Article Preview
TopIntroduction
The computerization of society has significantly enhanced the ability of people to generate and collect data. Huge amounts of data are pouring out from every corner of our lives. The explosive growth of stored or transient data has spurred the need for new technologies and automated tools to help us intelligently convert massive amounts of data into useful information and knowledge, leading to the emergence of a frontier discipline in computer science called data mining. Data mining refers to the automatic extraction of unknown but valuable representative knowledge from massive, uncertain, incomplete, fuzzy and noisy data sets. These patterns are hidden in large databases, data warehouses, other large amounts of information base or data stream. Data mining can be regarded as the process of discovering the existing relationships and rules, association patterns and trend prediction from massive data sets (Qua et al., 2013). Data mining can discover potential patterns and find out individual user information ignored by enterprise decision makers, so that it can be easily understood and clearly reflected to decision makers and provide reference for enterprise decision-making. Data mining is the mining of data with potential value of information, and this information has implicit, previously unknown, non-trivial, meaningful features. Data mining is a high-level process for identifying effective, novel, potentially useful and ultimately understandable patterns from data sets. It includes data cleaning, data integration, data selection and transformation, data mining, pattern evaluation and knowledge representation, and applies various methods to discover implicit rules and patterns from data sequences (Durante et al., 2014).

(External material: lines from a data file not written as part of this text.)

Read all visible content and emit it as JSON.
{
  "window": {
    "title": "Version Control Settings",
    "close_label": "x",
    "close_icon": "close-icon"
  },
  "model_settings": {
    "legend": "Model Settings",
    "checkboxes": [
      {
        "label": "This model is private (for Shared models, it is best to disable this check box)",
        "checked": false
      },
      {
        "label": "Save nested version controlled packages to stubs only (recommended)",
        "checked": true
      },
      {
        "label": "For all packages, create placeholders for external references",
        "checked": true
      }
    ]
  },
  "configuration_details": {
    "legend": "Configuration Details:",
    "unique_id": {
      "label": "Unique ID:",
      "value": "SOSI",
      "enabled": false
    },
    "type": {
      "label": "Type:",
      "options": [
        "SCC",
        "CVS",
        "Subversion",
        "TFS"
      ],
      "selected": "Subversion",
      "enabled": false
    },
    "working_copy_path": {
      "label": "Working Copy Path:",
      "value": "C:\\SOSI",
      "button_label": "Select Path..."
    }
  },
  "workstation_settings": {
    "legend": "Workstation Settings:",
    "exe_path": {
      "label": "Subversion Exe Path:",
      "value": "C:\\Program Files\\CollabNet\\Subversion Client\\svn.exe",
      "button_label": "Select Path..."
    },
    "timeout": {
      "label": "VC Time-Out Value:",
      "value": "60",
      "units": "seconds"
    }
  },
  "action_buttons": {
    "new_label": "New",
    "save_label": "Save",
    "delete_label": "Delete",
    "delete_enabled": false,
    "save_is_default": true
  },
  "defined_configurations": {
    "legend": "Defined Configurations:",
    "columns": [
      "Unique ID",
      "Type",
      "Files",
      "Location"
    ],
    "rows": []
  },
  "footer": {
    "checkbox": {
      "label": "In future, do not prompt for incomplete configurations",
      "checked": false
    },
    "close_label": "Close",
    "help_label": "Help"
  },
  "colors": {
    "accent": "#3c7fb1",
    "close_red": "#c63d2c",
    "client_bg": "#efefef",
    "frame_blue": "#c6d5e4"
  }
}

In the financial market, information continuously affects the market price changes. It is important and difficult to make the price trend judgment quickly. In practical application, it is often necessary to find the possible correlations between different financial time series. This kind of relationship has important reference value for people to understand the interaction of various financial time series more thoroughly and make reasonable decisions accordingly (Adhikari & Agrawal, 2014). Time series analysis has become an indispensable part of financial market research and is one of the important methods of financial quantitative analysis. Many research results in financial markets are based on time series analysis (Gui et al., 2015). Up to now, the importance of time series analysis has been widely recognized in the world. Financial market is a huge system, which is affected by many factors, and has a very complex movement law. Time series data is its comprehensive external manifestation. Because the data in the financial market is mainly time series, financial market analysis is often called financial time series analysis. Financial time series is the real measurement and record of the development data of financial variables in reality, and then through the quantitative analysis and summary of the corresponding mathematical statistics methods, we can find the inherent laws and behavioral characteristics of the financial market, thus providing important judgment basis for investment decision-makers. It is the theoretical basis of capital asset pricing and financial risk prevention.